Hong Kong online media outlet

Dot Dot News (點新聞) is a pro-Beijing online media outlet located in Hong Kong, established in 2016. It has a close relationship with pro-Beijing newspaper Wen Wei Po, sharing the same office in Hing Wai Industrial Centre in Tin Wan.

==2019 Facebook restrictions==
During the 2019–2020 Hong Kong protests, following the death of a protester who fell from the Pacific Place shopping mall on 15 June 2019 after standing on the fourth-floor platform for five hours, Dot Dot News published an article the next day, alleging that LegCo politician Roy Kwong phoned the victim and encouraged him to commit suicide at the scene. Kwong denounced the article as fake news, saying that the practice of fabricating charges against a victim was despicable. Kwong also rebuked the accusations, stating that police prevented him, a registered social worker, from counselling the man to encourage him to return to a safer spot. In early September 2019, Facebook introduced the fact check mechanism in Hong Kong, in the hope of suppressing fake news via collaboration with Agence France-Presse and gatekeeping of senior reporters. They would validate the trustfulness of the news and information shared via Facebook. On 11 September, Facebook restricted Dot Dot Newss account; after launching an appeal, Facebook restored the page, but banned it again on 13 September. Dot Dot News launched a new page on 14 September, claiming censorship by Facebook.

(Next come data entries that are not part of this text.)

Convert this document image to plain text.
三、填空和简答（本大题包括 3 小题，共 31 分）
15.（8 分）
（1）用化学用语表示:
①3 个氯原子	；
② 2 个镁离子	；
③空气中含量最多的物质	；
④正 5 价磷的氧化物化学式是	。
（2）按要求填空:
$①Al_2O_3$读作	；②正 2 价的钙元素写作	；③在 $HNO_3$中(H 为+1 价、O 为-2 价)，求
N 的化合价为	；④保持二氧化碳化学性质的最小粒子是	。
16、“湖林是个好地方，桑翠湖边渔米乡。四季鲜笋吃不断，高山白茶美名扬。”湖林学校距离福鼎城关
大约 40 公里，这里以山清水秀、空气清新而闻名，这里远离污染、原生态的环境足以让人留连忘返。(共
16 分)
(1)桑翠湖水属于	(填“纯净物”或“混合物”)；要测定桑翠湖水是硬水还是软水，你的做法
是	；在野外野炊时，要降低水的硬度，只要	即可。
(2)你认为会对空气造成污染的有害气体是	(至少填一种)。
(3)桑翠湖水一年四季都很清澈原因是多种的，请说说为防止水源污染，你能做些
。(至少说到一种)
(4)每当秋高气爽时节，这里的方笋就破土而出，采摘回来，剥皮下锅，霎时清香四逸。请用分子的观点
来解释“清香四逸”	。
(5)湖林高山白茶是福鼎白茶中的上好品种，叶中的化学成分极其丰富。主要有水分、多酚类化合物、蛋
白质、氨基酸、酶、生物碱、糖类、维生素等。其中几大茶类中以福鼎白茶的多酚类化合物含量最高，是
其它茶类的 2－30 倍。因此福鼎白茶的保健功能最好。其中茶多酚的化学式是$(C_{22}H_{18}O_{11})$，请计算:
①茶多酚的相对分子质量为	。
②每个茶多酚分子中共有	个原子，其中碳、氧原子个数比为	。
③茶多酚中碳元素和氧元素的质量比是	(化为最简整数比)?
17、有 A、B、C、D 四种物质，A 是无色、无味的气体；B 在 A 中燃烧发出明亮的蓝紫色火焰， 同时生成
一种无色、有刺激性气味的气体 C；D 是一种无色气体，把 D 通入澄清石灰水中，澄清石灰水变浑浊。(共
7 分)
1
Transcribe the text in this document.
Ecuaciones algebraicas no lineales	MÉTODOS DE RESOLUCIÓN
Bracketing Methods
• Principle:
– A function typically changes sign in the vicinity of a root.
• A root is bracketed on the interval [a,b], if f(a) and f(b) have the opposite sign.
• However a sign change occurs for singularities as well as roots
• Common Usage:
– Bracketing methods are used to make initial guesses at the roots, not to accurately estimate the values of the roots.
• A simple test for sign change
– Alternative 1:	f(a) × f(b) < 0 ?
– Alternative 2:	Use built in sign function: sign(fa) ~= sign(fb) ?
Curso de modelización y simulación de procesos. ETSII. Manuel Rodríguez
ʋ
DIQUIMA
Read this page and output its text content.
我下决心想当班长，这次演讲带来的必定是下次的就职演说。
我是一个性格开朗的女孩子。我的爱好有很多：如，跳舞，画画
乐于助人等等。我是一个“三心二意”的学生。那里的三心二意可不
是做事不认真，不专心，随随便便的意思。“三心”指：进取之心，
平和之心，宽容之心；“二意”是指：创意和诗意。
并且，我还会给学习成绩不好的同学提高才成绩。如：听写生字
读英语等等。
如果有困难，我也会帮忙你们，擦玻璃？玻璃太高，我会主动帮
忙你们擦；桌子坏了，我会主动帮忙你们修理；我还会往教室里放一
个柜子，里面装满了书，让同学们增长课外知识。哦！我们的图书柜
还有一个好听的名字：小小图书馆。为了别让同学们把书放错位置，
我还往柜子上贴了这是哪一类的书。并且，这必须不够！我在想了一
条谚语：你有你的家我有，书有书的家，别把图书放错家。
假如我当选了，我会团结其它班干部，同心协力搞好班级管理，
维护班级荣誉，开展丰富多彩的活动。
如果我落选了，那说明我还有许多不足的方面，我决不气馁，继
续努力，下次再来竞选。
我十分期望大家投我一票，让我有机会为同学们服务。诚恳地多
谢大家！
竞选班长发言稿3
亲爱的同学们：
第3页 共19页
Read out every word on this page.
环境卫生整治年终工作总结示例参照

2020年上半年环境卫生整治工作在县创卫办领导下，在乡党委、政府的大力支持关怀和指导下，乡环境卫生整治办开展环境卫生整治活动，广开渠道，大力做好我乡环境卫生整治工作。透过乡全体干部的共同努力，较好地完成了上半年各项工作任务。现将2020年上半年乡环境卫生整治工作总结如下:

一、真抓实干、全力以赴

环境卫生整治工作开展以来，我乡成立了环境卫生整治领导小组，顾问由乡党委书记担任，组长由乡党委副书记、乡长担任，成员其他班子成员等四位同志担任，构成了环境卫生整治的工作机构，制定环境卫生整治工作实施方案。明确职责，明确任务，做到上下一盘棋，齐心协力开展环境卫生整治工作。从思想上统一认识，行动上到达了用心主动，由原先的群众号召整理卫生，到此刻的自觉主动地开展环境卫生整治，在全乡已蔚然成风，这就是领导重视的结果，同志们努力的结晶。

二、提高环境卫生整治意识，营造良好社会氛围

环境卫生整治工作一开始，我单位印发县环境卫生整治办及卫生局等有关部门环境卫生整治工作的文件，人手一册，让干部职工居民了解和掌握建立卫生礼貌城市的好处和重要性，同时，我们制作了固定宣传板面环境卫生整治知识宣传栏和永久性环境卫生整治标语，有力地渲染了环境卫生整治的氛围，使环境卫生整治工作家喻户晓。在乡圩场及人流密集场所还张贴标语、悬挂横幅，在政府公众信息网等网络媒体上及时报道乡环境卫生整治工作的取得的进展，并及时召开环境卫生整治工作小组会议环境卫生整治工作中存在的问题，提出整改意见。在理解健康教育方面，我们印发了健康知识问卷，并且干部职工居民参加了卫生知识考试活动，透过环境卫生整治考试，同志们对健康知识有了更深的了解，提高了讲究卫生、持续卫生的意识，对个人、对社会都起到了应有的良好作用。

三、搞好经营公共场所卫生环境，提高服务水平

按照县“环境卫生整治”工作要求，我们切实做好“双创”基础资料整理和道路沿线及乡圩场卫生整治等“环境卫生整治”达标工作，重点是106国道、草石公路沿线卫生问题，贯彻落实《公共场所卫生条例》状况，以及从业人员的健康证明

On 20 September, they opened another Facebook page named "點新聞dotdotnewsmedia", and claimed they would fight against unreasonable suppression. Wen Wei Po criticized Facebook for suppressing the press freedom and cut the Hong Kong citizens from getting rational and patriotic messages. Dot Dot News' case was reported on by media outlets locally and across the globe including South China Morning Post and CNN as well as Pro-Beijing media outlets Global Times, HKGPao and Silent Majority.